An essential aspect of domestication is the resulting change in the geography of societies. Two features generally accompany the process: densification and settling. The production of larger quantities of food allows human groups to be more numerous, and conversely, these greater numbers make it necessary to develop agriculture. New forms of production not only require less mobility than hunting or gathering, but they often make it necessary for populations to settle down in order to remain close to fields and orchards or cattle. Only those societies that became specialised in breeding retained-and maybe even developed-forms of mobility that were closer to those of hunting societies. Settling processes generated significant modifications in the geography of societies. With the village (it is generally considered that Catal Höyük, in southern Anatolia, is the oldest identified village-9000 BC) emerges the capability of storing large quantities of goods for long periods of time; many consequences result from this. On the other hand, the appropriation of fields and trees would not involve the same process as claiming hunting and gathering grounds; the territoriality of societies will thereby have been fundamentally changed.

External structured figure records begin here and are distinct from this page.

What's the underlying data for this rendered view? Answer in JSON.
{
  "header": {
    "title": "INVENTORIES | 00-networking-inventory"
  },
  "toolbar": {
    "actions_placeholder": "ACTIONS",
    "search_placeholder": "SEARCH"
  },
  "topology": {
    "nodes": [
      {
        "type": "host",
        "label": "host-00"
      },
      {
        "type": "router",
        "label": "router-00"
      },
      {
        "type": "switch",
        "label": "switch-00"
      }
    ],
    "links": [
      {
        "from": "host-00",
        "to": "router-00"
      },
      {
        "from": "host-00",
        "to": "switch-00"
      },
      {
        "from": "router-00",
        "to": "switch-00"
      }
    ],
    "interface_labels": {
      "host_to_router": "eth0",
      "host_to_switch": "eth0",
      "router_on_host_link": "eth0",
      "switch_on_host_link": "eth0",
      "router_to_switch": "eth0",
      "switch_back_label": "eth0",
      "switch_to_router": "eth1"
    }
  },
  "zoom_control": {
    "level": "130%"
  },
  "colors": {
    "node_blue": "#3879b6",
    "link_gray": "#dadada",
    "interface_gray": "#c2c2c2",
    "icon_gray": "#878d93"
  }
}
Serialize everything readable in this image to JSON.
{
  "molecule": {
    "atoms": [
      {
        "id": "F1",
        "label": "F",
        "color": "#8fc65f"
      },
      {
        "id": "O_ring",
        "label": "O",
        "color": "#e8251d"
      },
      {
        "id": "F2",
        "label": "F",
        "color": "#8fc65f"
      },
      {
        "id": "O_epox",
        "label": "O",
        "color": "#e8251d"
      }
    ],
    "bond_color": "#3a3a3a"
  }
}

Unlike older societies of predators, who could only accumulate knowledge, the material of ideas, domestication goes hand in hand with a geography of the accumulation of material wealth, which in turn makes way for other forms of accumulation. After agriculture and the village come the city and the State, writing and currency, etc. In short, neolithisation is definitely an essential moment when geography accelerates.

 

Bibliography :
-Jared Diamond, De l'inégalité parmi les sociétés. Essai sur l'homme et l'environnement dans l'histoire, Gallimard, NRF essai, 2000.
-Marcel Mazoyer, Laurence Roudart, Histoire des agricultures du monde. Du néolithique à la crise contemporaine, Seuil, 1997.
-Jean Guillaine, La mer partagée. La Méditerranée avant l'écriture, Hachette, 1994.